Но весной 1380 года простудился Григорий и едва не преставился от сильного жара, еле его спасли. Поправлялся медленно, лишь в июне месяце начал выходить на крылечко — похудевший, бледный. Жаловался мачехе: «Вот из-за меня отложили поездку в Нижний...» Та пыталась его утешить: «Да при чём здесь ты? Мы про папеньку нашего ничего не знаем — жив ли, нет ли? Вдруг поехал дальше, возвратился в Каффу или же осел где-нибудь ещё? Наобум ехать боязно... И потом вокруг неспокойно — сказывали князь Владимир Андреевич: там и сям татарва шурует, точит на Москву зубы. Нет уж, отсидимся пока».

Но была ещё и другая причина, о которой она, разумеется, умолчала: связь с правителем Серпухова. Всё произошло на Масленицу, как-то невзначай и довольно просто: он зашёл проведать «соломенную вдову», и, оставшись наедине в горнице, оба они ощутили столь непреодолимое желание близости, что забыли напрочь о приличиях, совести, долге и моральных принципах. Жажда сладострастия помутила разум. И мужчина, и женщина насыщались друг другом с неким животным остервенением, истово, безудержно, и одновременно впали в экстаз. А потом, отсоединившись, не могли понять — что же это было такое? Удовлетворение плоти или нечто большее, страстная любовь? Устыдившись и застеснявшись, торопливо расстались. Позже выяснилось, что подобный порыв не явился случайностью. Князь захаживал регулярно, превратив свидания в жизненную потребность. Слухи поползли по Кремлю-Детинцу и достигли, наконец, ушей Елены Ольгердовны. Гедыминовна затеяла крупный разговор с мужем. Поначалу растерянный, он пытался отрицать очевидные вещи и вины не признавал; но, припёртый к стенке, попросил прощения, клятву дал закончить эти грешные отношения. А тем более назревала война, и один Господь знал наверняка, кто вернётся назад с поля боя.

Брань же затевалась нешуточная.
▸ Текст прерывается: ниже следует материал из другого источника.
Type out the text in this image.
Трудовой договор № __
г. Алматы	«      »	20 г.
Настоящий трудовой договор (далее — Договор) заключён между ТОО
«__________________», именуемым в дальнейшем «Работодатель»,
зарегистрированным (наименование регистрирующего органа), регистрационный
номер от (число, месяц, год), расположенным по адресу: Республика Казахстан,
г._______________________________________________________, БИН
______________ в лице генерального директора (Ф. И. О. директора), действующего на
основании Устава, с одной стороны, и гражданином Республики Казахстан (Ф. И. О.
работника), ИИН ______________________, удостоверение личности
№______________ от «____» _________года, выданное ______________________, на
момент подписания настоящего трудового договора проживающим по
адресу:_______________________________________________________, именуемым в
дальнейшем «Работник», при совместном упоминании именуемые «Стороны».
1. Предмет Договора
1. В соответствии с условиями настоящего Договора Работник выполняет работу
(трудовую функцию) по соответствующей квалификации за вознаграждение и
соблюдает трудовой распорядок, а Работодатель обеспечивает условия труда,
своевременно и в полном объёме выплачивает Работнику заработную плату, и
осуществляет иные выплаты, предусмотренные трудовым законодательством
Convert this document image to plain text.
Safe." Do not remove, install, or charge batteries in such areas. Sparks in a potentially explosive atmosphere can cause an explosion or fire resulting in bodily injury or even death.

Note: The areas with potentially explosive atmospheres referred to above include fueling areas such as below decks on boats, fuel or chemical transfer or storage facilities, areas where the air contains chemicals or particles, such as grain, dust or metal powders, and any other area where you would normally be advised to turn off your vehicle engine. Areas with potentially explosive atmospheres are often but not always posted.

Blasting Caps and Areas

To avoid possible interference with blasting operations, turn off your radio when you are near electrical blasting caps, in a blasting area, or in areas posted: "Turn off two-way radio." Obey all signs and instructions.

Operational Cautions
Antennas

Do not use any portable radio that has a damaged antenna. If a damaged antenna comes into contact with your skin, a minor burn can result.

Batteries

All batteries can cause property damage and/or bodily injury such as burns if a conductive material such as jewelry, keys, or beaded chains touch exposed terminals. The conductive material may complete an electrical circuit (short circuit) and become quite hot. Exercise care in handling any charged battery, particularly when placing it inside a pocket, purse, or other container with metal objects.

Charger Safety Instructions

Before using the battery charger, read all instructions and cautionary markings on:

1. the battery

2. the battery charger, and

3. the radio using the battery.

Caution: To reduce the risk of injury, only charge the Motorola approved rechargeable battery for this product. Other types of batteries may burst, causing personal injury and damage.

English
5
Крымские татары неожиданно потребовали от Москвы большей дани, чем уговорились с Кочевиным-Олешеньским. Дмитрий Иванович для переговоров снарядил в Солхат нескольких бояр. Те в Рязани 23 июня узнали, что Мамай с армией движется на север, и поспешно возвратились домой. Москвичи немедленно стали собирать войско.

Силы были примерно равными. Рать Мамая составляли, кроме конников-татар, нанятые в Суроже и Каффе генуэзцы, а ещё аланы с черкесами; к ним примкнули рязанцы, ненавидевшие Москву. О своей поддержке объявил и литовец Ягайло Ольгердович (брат Елены Серпуховской), обещая к 1 сентября присоединиться к Мамаю около Дона.